On peut se demander si la commande de cette série comme premier récit coréen d’horreur pour jeunes adultes de la plateforme relève d’une stratégie éditoriale précise. All of Us Are Dead avait démontré que l’horreur coréenne pouvait passer le cap global sans traduction de genre. Cette série prolonge la thèse d’un cran en conservant intacts les rites, l’idiome et les références sociales ; la question devient alors moins celle du succès que celle de son enseignement. Si le récit fonctionne à l’international, la plateforme confirme qu’en 2026 son audience mondiale n’a plus besoin d’une horreur coréenne américanisée, seulement sous-titrée. Si l’inverse se produit, elle apprend quelque chose d’utile sur le plafond de cette approche. Dans les deux cas, le refus du réalisateur de prémâcher sa série pour l’extérieur relève d’un pari éclairé.

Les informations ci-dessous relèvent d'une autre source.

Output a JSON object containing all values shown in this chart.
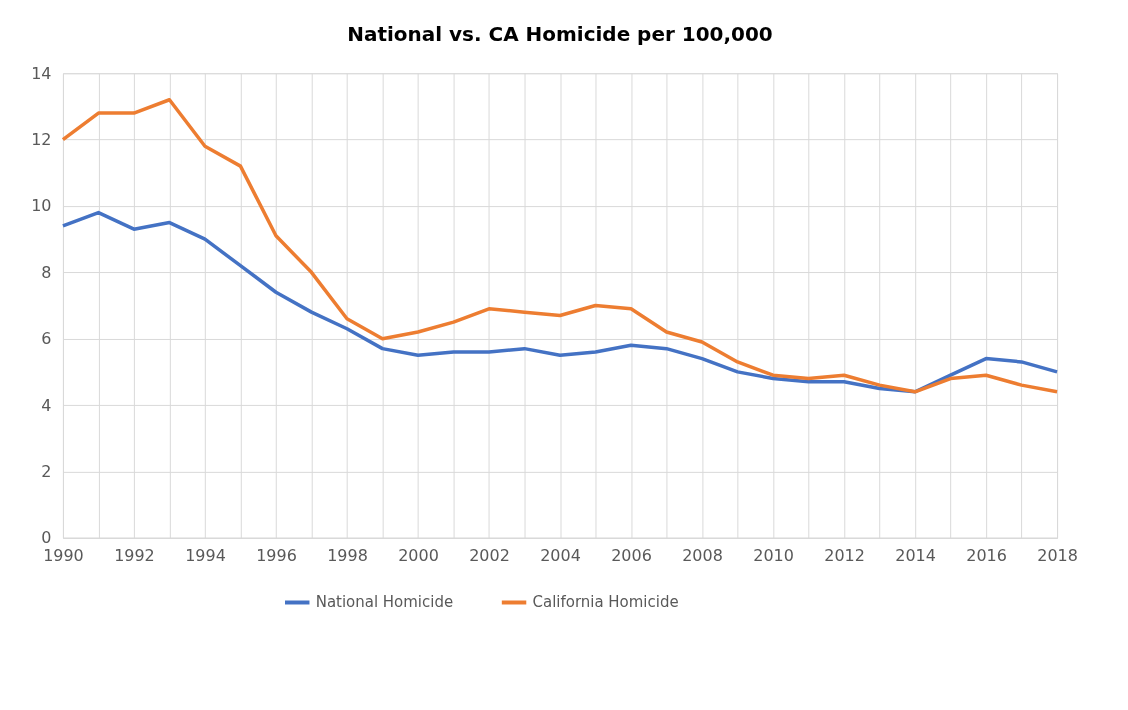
{
  "chart_data": {
    "type": "line",
    "title": "National vs. CA Homicide per 100,000",
    "x": [
      1990,
      1991,
      1992,
      1993,
      1994,
      1995,
      1996,
      1997,
      1998,
      1999,
      2000,
      2001,
      2002,
      2003,
      2004,
      2005,
      2006,
      2007,
      2008,
      2009,
      2010,
      2011,
      2012,
      2013,
      2014,
      2015,
      2016,
      2017,
      2018
    ],
    "series": [
      {
        "name": "National Homicide",
        "color": "#4472c4",
        "values": [
          9.4,
          9.8,
          9.3,
          9.5,
          9.0,
          8.2,
          7.4,
          6.8,
          6.3,
          5.7,
          5.5,
          5.6,
          5.6,
          5.7,
          5.5,
          5.6,
          5.8,
          5.7,
          5.4,
          5.0,
          4.8,
          4.7,
          4.7,
          4.5,
          4.4,
          4.9,
          5.4,
          5.3,
          5.0
        ]
      },
      {
        "name": "California Homicide",
        "color": "#ed7d31",
        "values": [
          12.0,
          12.8,
          12.8,
          13.2,
          11.8,
          11.2,
          9.1,
          8.0,
          6.6,
          6.0,
          6.2,
          6.5,
          6.9,
          6.8,
          6.7,
          7.0,
          6.9,
          6.2,
          5.9,
          5.3,
          4.9,
          4.8,
          4.9,
          4.6,
          4.4,
          4.8,
          4.9,
          4.6,
          4.4
        ]
      }
    ],
    "xlim": [
      1990,
      2018
    ],
    "xticks": [
      1990,
      {
        "value": 1991,
        "label": null
      },
      1992,
      {
        "value": 1993,
        "label": null
      },
      1994,
      {
        "value": 1995,
        "label": null
      },
      1996,
      {
        "value": 1997,
        "label": null
      },
      1998,
      {
        "value": 1999,
        "label": null
      },
      2000,
      {
        "value": 2001,
        "label": null
      },
      2002,
      {
        "value": 2003,
        "label": null
      },
      2004,
      {
        "value": 2005,
        "label": null
      },
      2006,
      {
        "value": 2007,
        "label": null
      },
      2008,
      {
        "value": 2009,
        "label": null
      },
      2010,
      {
        "value": 2011,
        "label": null
      },
      2012,
      {
        "value": 2013,
        "label": null
      },
      2014,
      {
        "value": 2015,
        "label": null
      },
      2016,
      {
        "value": 2017,
        "label": null
      },
      2018
    ],
    "ylim": [
      0,
      14
    ],
    "yticks": [
      0,
      2,
      4,
      6,
      8,
      10,
      12,
      14
    ],
    "grid": true,
    "legend": "bottom",
    "marker": "none",
    "line_style": "solid"
  }
}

If Wishes Could Kill - Netflix
If Wishes Could Kill / Jeon So-nee as Hatsal in If Wishes Could Kill Cr. Darae Lee/Netflix © 2026

Quelle est donc cette adolescence qui produit des vœux pour lesquels il vaudrait la peine de mourir ? La série ne répond pas. Elle ne peut que montrer la forme précise de ces vœux lorsqu’un système rituel — chamanique, numérique, ou les deux à la fois — accepte de les recevoir.

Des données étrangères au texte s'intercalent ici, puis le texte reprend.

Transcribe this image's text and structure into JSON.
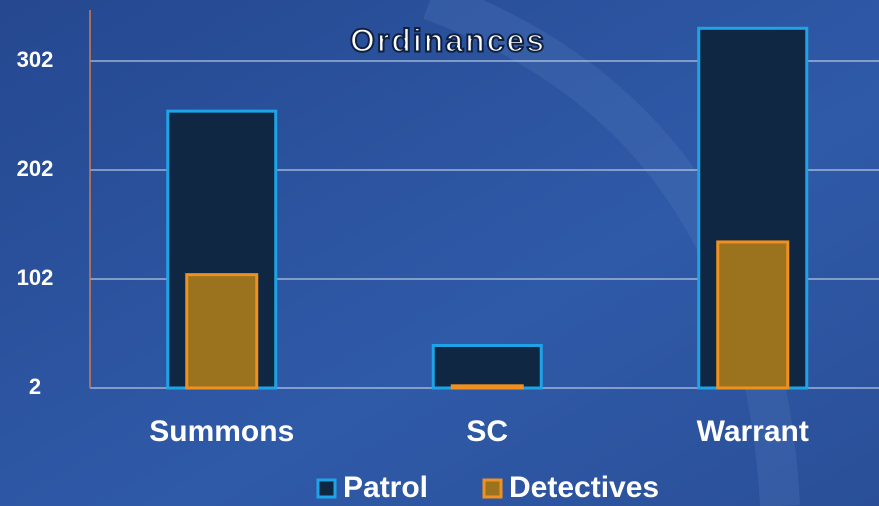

« If Wishes Could Kill » sera disponible à partir du vendredi 24 avril sur Netflix. La série sud-coréenne, premier récit d’horreur pour jeunes adultes commandé par la plateforme dans cette catégorie, compte huit épisodes produits par CJ ENM Studios et Kairos Makers. Réalisée par Park Youn-seo à partir d’un scénario de Park Joong-seop, elle est portée par Jeon So-young, Kang Mi-na, Baek Sun-ho, Hyun Woo-seok et Lee Hyo-je, avec Jeon So-nee et Noh Jae-won dans les rôles de soutien des deux chamanes, Haetsal et Bangul, dont la présence à l’écran répond, dans un autre idiome, à la même question que celle posée par l’application.